Les parties ont été avisées que le prononcé de la décision aurait lieu par mise à disposition au greffe le 28 Septembre 2023.
ARRÊT
Contradictoire,
Prononcé par mise à disposition au greffe le 28 Septembre 2023,
Signé par Madame Cathy CESARO-PAUTROT, Présidente et Madame Angéline PLACERES, greffier auquel la minute de la décision a été remise par le magistrat signataire.
***
Suivant devis acceptés en date des 16 mars et 23 avril 2015, M. [L] [Z] a confié la réalisation de travaux d'extension de son immeuble d'habitation, situé [Adresse 1] à [Localité 4], à la SARL Sud Tradition dont le gérant est M. [R] [Y].
Les travaux ont été réalisés courant 2015 et ont donné lieu à l'établissement de trois factures des 21 mai, 21 juillet et 8 septembre 2015. La SARL Sud Tradition a été radiée du registre du commerce et des sociétés le 2 décembre 2015.

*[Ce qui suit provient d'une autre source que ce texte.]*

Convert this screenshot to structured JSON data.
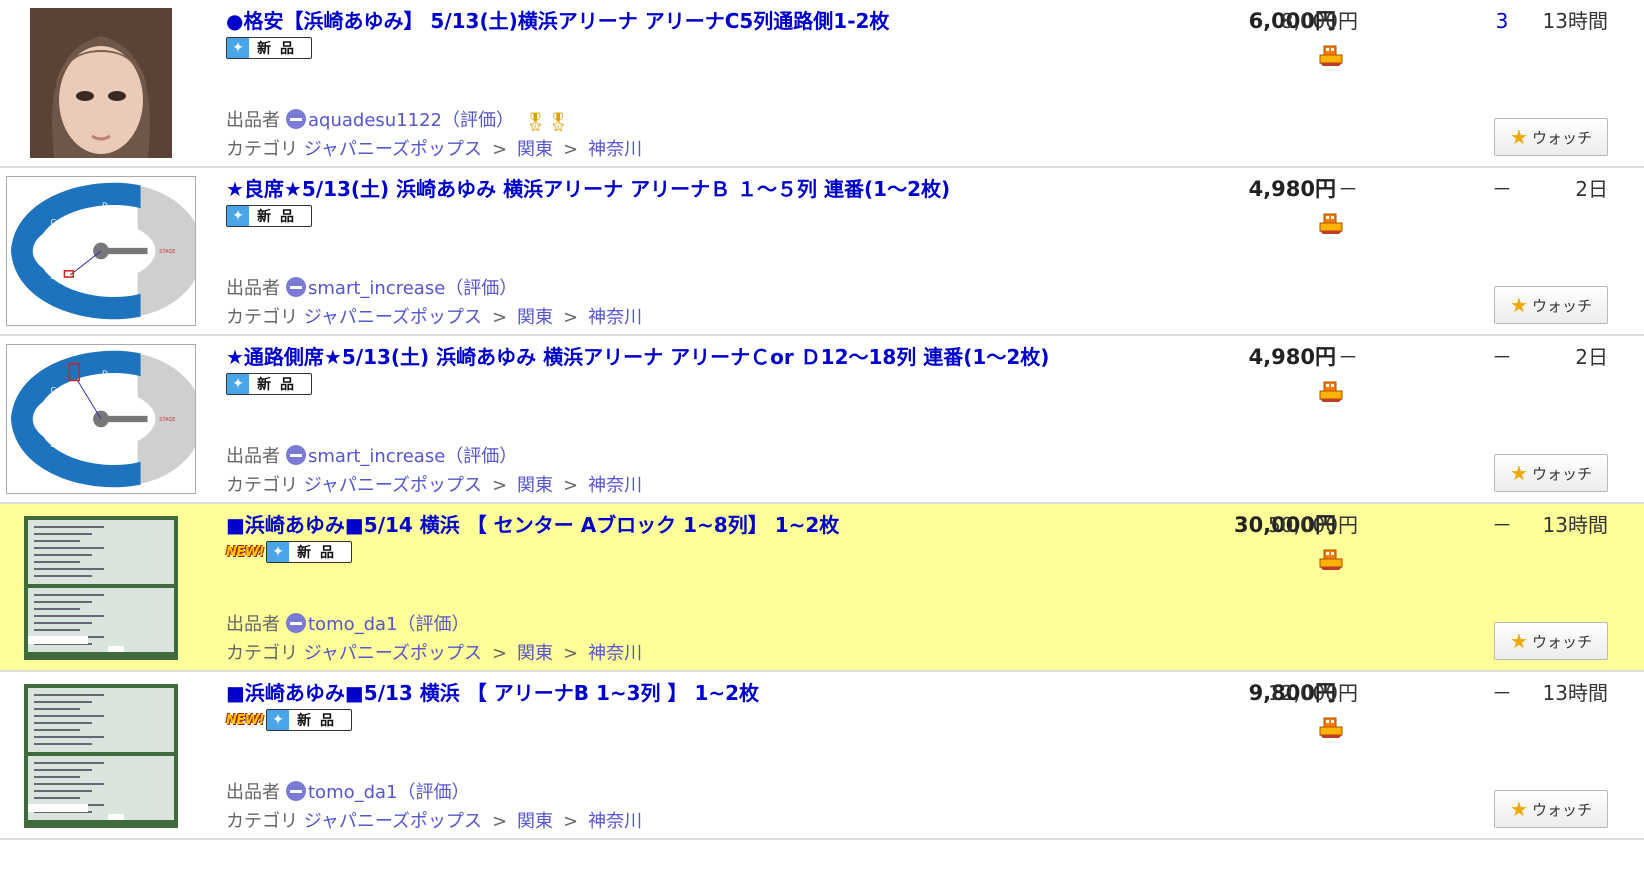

Soutenant que les travaux réalisés présentaient des désordres, notamment une augmentation de l'écartement initial du joint de dilatation créé entre le corps de bâtiment et l'extension, M. [L] [Z] a assigné, par acte du 25 octobre 2022, la société MIC Insurance Company en qualité d'assureur de la SARL Sud Tradition devant le président du tribunal judiciaire de Tarascon, statuant en référé, aux fins de voir ordonner, sur le fondement de l'article 145 du code de procédure civile, la désignation d'un expert, condamner la société MIC Insurance Company, outre aux dépens, au paiement de la somme de 2 500 euros sur le fondement de l'article 700 du code de procédure civile.
M. [Z] a également appelé en la cause, par acte du 29 novembre 2022, M. [R] [Y], en sa qualité de gérant de la SARL Sud Tradition, désormais radiée, et a sollicité sa condamnation, outre aux dépens, au paiement de la somme de 2 500 euros au titre de l'article 700 du code de procédure civile.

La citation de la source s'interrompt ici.